Ultimately, the N1's defining feature isn't its large screen or choice of operating systems, but rather that unique rotating camera. The front-facing camera was once an afterthought. But that's quickly changing. The Internet shows that while people like taking pictures of cats, they love taking pictures of themselves. Using the N1, your front-facing shots can look just as good as the rear-facing ones. The rotating camera module serves its intended purpose well and exhibits excellent craftsmanship.
A well-designed product isn’t just about the quantity of unique features, but the quality of their execution. Mediocre picture quality dulls the shine of Oppo's versatile, rotating camera. The iPhone 5s (with a good, but not excellent camera) produces superior images under all lighting conditions compared to the N1, which has issues with properly setting exposure and white balance, excess noise, and a tendency to create blurry, unfocused pictures.
O-Touch, the secondary touch panel on the back of the N1 that promises to ease one-handed use, is also marred by poor execution. An active area that’s too small and difficult to locate, slow scroll rate without any momentum, and frequent unintended inputs severely limit its usefulness when using ColorOS. Performance is even worse with CyanogenMod due to an immature software driver.

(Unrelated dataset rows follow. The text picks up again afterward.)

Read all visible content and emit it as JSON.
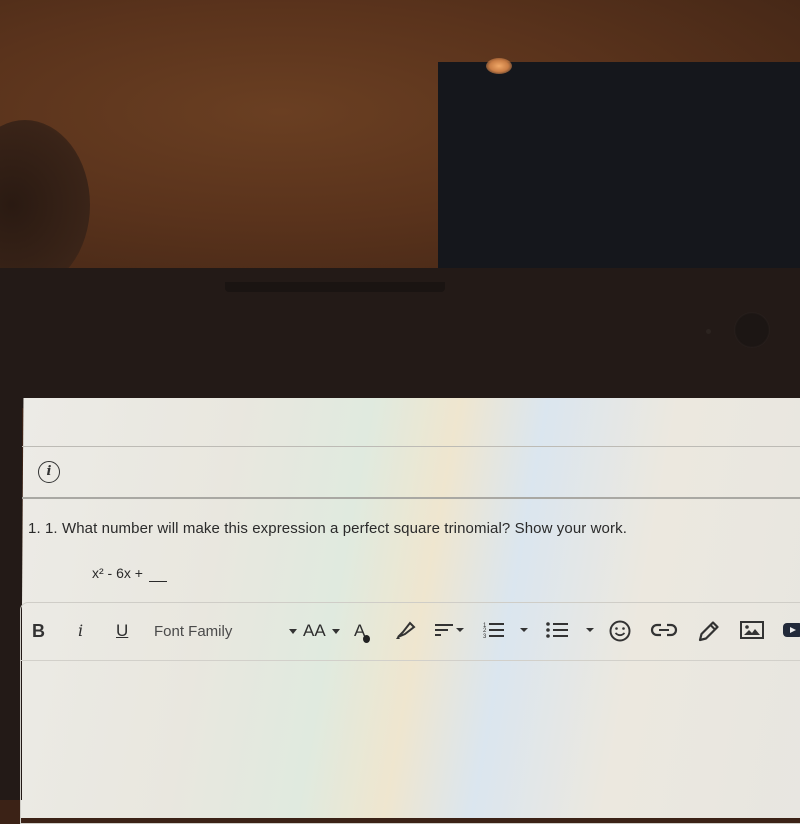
{
  "question": {
    "number": "1. 1.",
    "text": "What number will make this expression a perfect square trinomial?  Show your work.",
    "expression": "x² - 6x +"
  },
  "info_icon": "i",
  "toolbar": {
    "bold": "B",
    "italic": "i",
    "underline": "U",
    "font_family": "Font Family",
    "font_size": "AA",
    "font_color": "A",
    "icons": [
      "highlighter-icon",
      "align-icon",
      "numbered-list-icon",
      "bullet-list-icon",
      "emoji-icon",
      "link-icon",
      "pencil-icon",
      "image-icon",
      "video-icon"
    ]
  },
  "editor": {
    "content": ""
  }
}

Starting at $599 for 16 GB of internal storage and $649 for 32 GB, the N1 hits the median price point for an unlocked phablet. For about the same price though, both the Samsung Galaxy Note 3 and LG G Pro 2 give you a faster Snapdragon 800 SoC, support for Cat4 LTE, a microSD slot, and a removable battery. The Note 3, with its S Pen and Multi Window multi-tasking, and HTC One max, with its premium speakers and enhanced media-editing software, both make good use of their large-format screens. The N1, on the other hand, fails to capitalize on that big display. Its rotating camera, the one feature setting it apart from other smartphones, would work just as well on a phone with a smaller screen. So, you end up carrying around a larger, heavier phone for the sole benefit of viewing content more easily.
The Oppo N1 is not a bad phone, but with so many strong contenders in the phablet arena, it’s difficult to recommend unless you are a selfie fanatic or just love the rotating camera. Still, Oppo demonstrates a penchant for creativity and industrial design with its N1, and I look forward to seeing what this emerging company does in the future.